Tuberc Respir Dis (Seoul). 2012 Dec;73(6):320-4. doi: 10.4046/trd.2012.73.6.320. Epub 2012 Dec 28.

Abstract

A 55-year-old woman was admitted for an elevated serum carbohydrate antigen-125 (CA-125) level, and a left pleural effusion, which were detected at a routine health examination. Computed tomography of the chest was performed upon admission, revealing extensive bilateral paratracheal and mediastinal lymph node enlargement with a massive left-sided pleural effusion. Subsequent analysis of the pleural fluid demonstrated consistency with an exudate, no evidence of malignant cells, and a normal adenosine deaminase. However, the pleural fluid and serum CA-125 levels were 2,846.8 U/mL and 229.5 U/mL, respectively.
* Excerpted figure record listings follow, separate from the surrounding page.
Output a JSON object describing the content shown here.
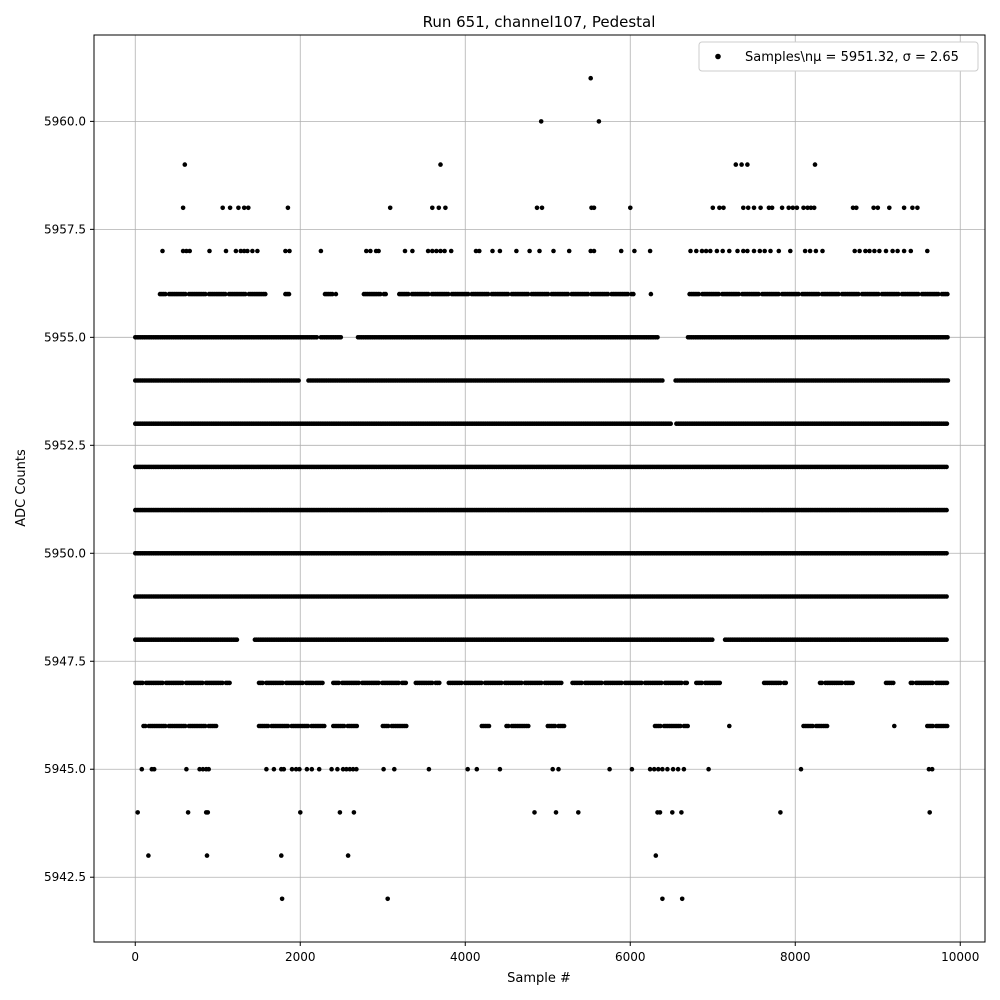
{
  "chart_data": {
    "type": "scatter",
    "title": "Run 651, channel107, Pedestal",
    "xlabel": "Sample #",
    "ylabel": "ADC Counts",
    "xlim": [
      -500,
      10300
    ],
    "ylim": [
      5941.0,
      5962.0
    ],
    "x_ticks": [
      0,
      2000,
      4000,
      6000,
      8000,
      10000
    ],
    "x_tick_labels": [
      "0",
      "2000",
      "4000",
      "6000",
      "8000",
      "10000"
    ],
    "y_ticks": [
      5942.5,
      5945.0,
      5947.5,
      5950.0,
      5952.5,
      5955.0,
      5957.5,
      5960.0
    ],
    "y_tick_labels": [
      "5942.5",
      "5945.0",
      "5947.5",
      "5950.0",
      "5952.5",
      "5955.0",
      "5957.5",
      "5960.0"
    ],
    "grid": true,
    "legend_position": "top-right",
    "marker_color": "#000000",
    "series": [
      {
        "name": "Samples\\nμ = 5951.32, σ = 2.65",
        "n_samples": 9850,
        "bands": [
          {
            "y": 5961,
            "x": [
              5520
            ]
          },
          {
            "y": 5960,
            "x": [
              4920,
              5620
            ]
          },
          {
            "y": 5959,
            "x": [
              600,
              3700,
              7280,
              7350,
              7420,
              8240
            ]
          },
          {
            "y": 5958,
            "x": [
              580,
              1060,
              1150,
              1250,
              1320,
              1370,
              1850,
              3090,
              3600,
              3680,
              3760,
              4870,
              4930,
              5530,
              5560,
              6000,
              7000,
              7080,
              7130,
              7370,
              7430,
              7500,
              7580,
              7680,
              7720,
              7840,
              7920,
              7970,
              8020,
              8100,
              8150,
              8190,
              8230,
              8700,
              8740,
              8950,
              9000,
              9140,
              9320,
              9420,
              9480
            ]
          },
          {
            "y": 5957,
            "x": [
              330,
              580,
              620,
              660,
              900,
              1100,
              1220,
              1280,
              1320,
              1360,
              1420,
              1480,
              1820,
              1870,
              2250,
              2800,
              2850,
              2920,
              2950,
              3270,
              3360,
              3550,
              3600,
              3650,
              3700,
              3750,
              3830,
              4130,
              4170,
              4330,
              4420,
              4620,
              4780,
              4900,
              5070,
              5260,
              5520,
              5560,
              5890,
              6050,
              6240,
              6730,
              6800,
              6870,
              6920,
              6970,
              7050,
              7120,
              7200,
              7300,
              7370,
              7420,
              7500,
              7570,
              7630,
              7700,
              7800,
              7940,
              8120,
              8180,
              8250,
              8330,
              8720,
              8780,
              8850,
              8900,
              8960,
              9020,
              9100,
              9180,
              9240,
              9320,
              9400,
              9600
            ]
          }
        ],
        "dense_levels": [
          {
            "y": 5956,
            "segments": [
              [
                300,
                1600
              ],
              [
                1820,
                1900
              ],
              [
                2300,
                2450
              ],
              [
                2750,
                3050
              ],
              [
                3200,
                6050
              ],
              [
                6250,
                6250
              ],
              [
                6720,
                9850
              ]
            ]
          },
          {
            "y": 5955,
            "segments": [
              [
                0,
                2200
              ],
              [
                2250,
                2500
              ],
              [
                2700,
                6350
              ],
              [
                6700,
                9850
              ]
            ]
          },
          {
            "y": 5954,
            "segments": [
              [
                0,
                2000
              ],
              [
                2100,
                6400
              ],
              [
                6550,
                9850
              ]
            ]
          },
          {
            "y": 5953,
            "segments": [
              [
                0,
                6500
              ],
              [
                6560,
                9850
              ]
            ]
          },
          {
            "y": 5952,
            "segments": [
              [
                0,
                9850
              ]
            ]
          },
          {
            "y": 5951,
            "segments": [
              [
                0,
                9850
              ]
            ]
          },
          {
            "y": 5950,
            "segments": [
              [
                0,
                9850
              ]
            ]
          },
          {
            "y": 5949,
            "segments": [
              [
                0,
                9850
              ]
            ]
          },
          {
            "y": 5948,
            "segments": [
              [
                0,
                1250
              ],
              [
                1450,
                7000
              ],
              [
                7150,
                9850
              ]
            ]
          },
          {
            "y": 5947,
            "segments": [
              [
                0,
                1150
              ],
              [
                1500,
                2300
              ],
              [
                2400,
                3300
              ],
              [
                3400,
                3700
              ],
              [
                3800,
                5200
              ],
              [
                5300,
                6700
              ],
              [
                6800,
                7100
              ],
              [
                7600,
                7900
              ],
              [
                8300,
                8700
              ],
              [
                9100,
                9200
              ],
              [
                9400,
                9850
              ]
            ]
          },
          {
            "y": 5946,
            "segments": [
              [
                100,
                1000
              ],
              [
                1500,
                2300
              ],
              [
                2400,
                2700
              ],
              [
                3000,
                3300
              ],
              [
                4200,
                4300
              ],
              [
                4500,
                4800
              ],
              [
                5000,
                5200
              ],
              [
                6300,
                6700
              ],
              [
                7200,
                7200
              ],
              [
                8100,
                8400
              ],
              [
                9200,
                9200
              ],
              [
                9600,
                9850
              ]
            ]
          }
        ],
        "sparse_levels": [
          {
            "y": 5945,
            "x": [
              80,
              200,
              230,
              620,
              780,
              820,
              860,
              890,
              1590,
              1680,
              1770,
              1800,
              1900,
              1950,
              1990,
              2080,
              2140,
              2230,
              2380,
              2450,
              2520,
              2560,
              2600,
              2640,
              2680,
              3010,
              3140,
              3560,
              4030,
              4140,
              4420,
              5060,
              5130,
              5750,
              6020,
              6240,
              6290,
              6340,
              6390,
              6450,
              6520,
              6580,
              6650,
              6950,
              8070,
              9620,
              9660
            ]
          },
          {
            "y": 5944,
            "x": [
              30,
              640,
              860,
              880,
              2000,
              2480,
              2650,
              4840,
              5100,
              5370,
              6330,
              6360,
              6510,
              6620,
              7820,
              9630
            ]
          },
          {
            "y": 5943,
            "x": [
              160,
              870,
              1770,
              2580,
              6310
            ]
          },
          {
            "y": 5942,
            "x": [
              1780,
              3060,
              6390,
              6630
            ]
          }
        ]
      }
    ]
  }
}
A positron emission tomography did not reveal any primary focus of malignancy. Finally, a surgical mediastinoscopic biopsy of several mediastinal lymph nodes was performed, revealing non-necrotizing granulomas, consistent with sarcoidosis. After a month of treatment of prednisolone, the left pleural effusion had resolved, and after 2 months the serum CA-125 level was normalized.

Keywords: CA-125 Antigen; Pleural Effusion; Sarcoidosis.